La première trace écrite du XIIIè siécle se trouve dans une bulle pontificale qui énumère, en latin, Burgundiam, Picardiam, Britaniam et Normanniam: « la Bourgogne, la Picardie, la Bretagne et la Normandie ». Tous ces noms semblent issus d’un ethnonyme, mais seul celui de la Picardie reste mystérieux…

Près de deux ans plus tard, ma bibliothèque s’étant étoffée et mes recherches internet approfondies, je constate que l’ étymologie du « fantassin muni d’un épieu » est  contestée, ne serait-ce que parce que la présence de ce type fantassins n’est pas spécialement attestée dans les textes anciens de l’histoire locale. Il se pourrait bien qu’on n’ait fait des Picards des porteurs de piques que parce qu’on ne savait pas quoi en faire d’autre. La preuve : tous ceux qui s’y intéressent précisent bien le statut hypothétique de leur proposition.  « Au début de l’an mil, le picard est très probablement un fantassin qui porte un épieu. »*. Avez-vous aussi remarqué mon « sans doute »** dans la dernière phrase de mon auto-citation?

Une hypothèse anthroponymique est apparue :

chateau_picquigny_2

L’existence dans la Somme du village de Picquigny, (Pinquiniacum  au XIIIè siècle) du nom de personne germanique Pinko et double suffixe -inius -acum, a permis à certains auteurs*** d’émettre l’hypothèse d’une origine similaire pour Picard qui serait alors un Pikko avec le suffixe très fréquent hard, « dur » ( Picart est bien attesté comme « un ancien nom de baptême d’origine germanique ») . L’adjonction tardive du suffixe habituel -ia aurait donné son nom à la Picardie.

En revanche, les tentatives de rapprochement avec les noms  Piqart ou Pinçart qui désignent le fils du loup Isengrin dans le Roman de Renart sont à rejeter. Ces noms, comme Pinchard ou Pinsard, sont dérivés de « pincer » dans le sens de « voler » voire de « lutiner », ce qui a permis à leurs ennemis de mal considérer les Picards.
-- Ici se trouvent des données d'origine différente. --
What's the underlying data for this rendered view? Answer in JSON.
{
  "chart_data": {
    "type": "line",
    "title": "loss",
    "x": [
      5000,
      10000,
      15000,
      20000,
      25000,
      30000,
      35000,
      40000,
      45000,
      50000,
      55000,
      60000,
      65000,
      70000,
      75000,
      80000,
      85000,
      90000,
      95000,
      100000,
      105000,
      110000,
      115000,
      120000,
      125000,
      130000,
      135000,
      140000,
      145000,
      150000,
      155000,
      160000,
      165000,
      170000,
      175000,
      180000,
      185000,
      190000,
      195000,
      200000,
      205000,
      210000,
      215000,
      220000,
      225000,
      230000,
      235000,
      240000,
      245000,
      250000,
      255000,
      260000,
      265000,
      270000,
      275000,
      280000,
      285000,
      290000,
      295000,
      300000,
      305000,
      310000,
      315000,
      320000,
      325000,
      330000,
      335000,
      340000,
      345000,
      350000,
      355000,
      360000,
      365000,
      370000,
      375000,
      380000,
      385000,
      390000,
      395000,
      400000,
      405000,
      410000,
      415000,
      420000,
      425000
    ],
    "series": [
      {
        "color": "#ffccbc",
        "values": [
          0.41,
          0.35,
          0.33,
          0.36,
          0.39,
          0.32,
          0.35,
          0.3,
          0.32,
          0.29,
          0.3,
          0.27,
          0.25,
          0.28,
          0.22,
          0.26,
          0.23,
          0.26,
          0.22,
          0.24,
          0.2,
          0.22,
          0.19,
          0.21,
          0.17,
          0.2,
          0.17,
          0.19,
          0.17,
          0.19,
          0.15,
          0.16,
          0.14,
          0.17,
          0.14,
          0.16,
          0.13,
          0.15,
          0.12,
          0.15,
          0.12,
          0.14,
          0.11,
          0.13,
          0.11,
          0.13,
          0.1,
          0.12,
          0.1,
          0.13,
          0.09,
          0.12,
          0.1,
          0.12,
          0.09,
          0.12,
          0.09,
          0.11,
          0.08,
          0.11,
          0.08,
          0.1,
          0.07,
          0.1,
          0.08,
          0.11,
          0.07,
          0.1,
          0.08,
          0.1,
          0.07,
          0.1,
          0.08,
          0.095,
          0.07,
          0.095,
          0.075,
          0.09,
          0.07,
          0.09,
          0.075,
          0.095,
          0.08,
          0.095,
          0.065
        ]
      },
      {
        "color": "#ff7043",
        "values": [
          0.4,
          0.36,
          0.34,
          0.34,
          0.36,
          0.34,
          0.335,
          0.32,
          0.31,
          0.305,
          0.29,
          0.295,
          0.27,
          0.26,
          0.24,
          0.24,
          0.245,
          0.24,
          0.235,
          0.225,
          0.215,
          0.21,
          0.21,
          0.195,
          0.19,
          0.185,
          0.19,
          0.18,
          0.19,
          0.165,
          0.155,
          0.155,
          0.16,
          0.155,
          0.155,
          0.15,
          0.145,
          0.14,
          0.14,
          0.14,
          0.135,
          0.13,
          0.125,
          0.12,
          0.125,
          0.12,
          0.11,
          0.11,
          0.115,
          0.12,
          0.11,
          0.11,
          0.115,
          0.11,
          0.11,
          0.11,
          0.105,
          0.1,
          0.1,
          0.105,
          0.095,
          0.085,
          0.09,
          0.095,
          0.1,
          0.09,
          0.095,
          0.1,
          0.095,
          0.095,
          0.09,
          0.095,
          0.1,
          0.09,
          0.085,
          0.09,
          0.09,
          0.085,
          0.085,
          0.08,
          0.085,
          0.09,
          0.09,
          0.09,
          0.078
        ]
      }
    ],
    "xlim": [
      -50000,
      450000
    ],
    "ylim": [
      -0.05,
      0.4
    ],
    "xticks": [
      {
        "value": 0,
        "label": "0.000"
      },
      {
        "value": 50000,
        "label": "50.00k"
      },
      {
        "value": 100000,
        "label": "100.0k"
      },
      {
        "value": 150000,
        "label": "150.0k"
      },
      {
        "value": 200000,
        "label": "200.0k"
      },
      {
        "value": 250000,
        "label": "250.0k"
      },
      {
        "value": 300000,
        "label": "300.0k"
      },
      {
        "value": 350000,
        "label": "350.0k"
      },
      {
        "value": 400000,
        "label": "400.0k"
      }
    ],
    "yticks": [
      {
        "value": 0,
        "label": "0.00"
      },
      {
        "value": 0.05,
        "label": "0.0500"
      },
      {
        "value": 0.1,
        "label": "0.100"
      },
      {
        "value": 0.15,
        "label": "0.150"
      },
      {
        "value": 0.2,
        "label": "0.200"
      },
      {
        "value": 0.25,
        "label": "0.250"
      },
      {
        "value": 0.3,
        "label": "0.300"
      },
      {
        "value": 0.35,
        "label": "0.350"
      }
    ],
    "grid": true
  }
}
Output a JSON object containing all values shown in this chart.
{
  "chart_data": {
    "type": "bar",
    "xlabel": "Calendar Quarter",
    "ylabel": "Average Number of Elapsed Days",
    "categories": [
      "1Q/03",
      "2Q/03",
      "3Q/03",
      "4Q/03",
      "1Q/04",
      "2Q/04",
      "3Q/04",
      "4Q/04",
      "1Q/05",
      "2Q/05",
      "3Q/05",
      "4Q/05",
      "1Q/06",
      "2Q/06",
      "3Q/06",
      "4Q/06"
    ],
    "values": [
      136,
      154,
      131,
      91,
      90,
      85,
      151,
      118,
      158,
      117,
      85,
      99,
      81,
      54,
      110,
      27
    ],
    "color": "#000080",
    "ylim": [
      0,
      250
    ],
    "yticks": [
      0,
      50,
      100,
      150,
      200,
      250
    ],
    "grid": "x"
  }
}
Ceci dit, que la toponymie, n’en déplaise à certains, soit une science récente, vivante et en constante évolution, me ravit : je vais avoir encore avoir à lire, à écrire et à dire.

images

Toujours à propos de la Picardie, mais vue de la Lombardie …

On utilise là-bas depuis au moins le XIXè siècle une expression argotique — en langue furbesco, fourbesque  — qui dit andar in Picardia , « aller en Picardie », pour « être pendu ». Il s’agit d’un rapprochement allitératif entre impiccare, « pendre » et in Picardia. L’expression est utilisée dans son sens littéral, contrairement à notre « aller se faire pendre ». Elle était encore vivante, au début du XXè siècle en Italie, pour « déguiser l’idée sinistre de la pendaison » réservée aux déserteurs qui se sont fait prendre.

*  P.-H. Billy, Dictionnaire des noms de lieux de la France, éd. Errance, 2011.

** Ce « sans doute » qui dit le contraire de ce qu’il voudrait dire est une des curiosités de la langue française qui me font encore plonger dans les dictionnaires…

*** Deroy et Mulon ( Le Robert des Noms de Lieux), B. et J.-J. Fenié ( Pays et Provinces de France) — cf. la rubrique Bibliographie pour les références exactes de ces ouvrages.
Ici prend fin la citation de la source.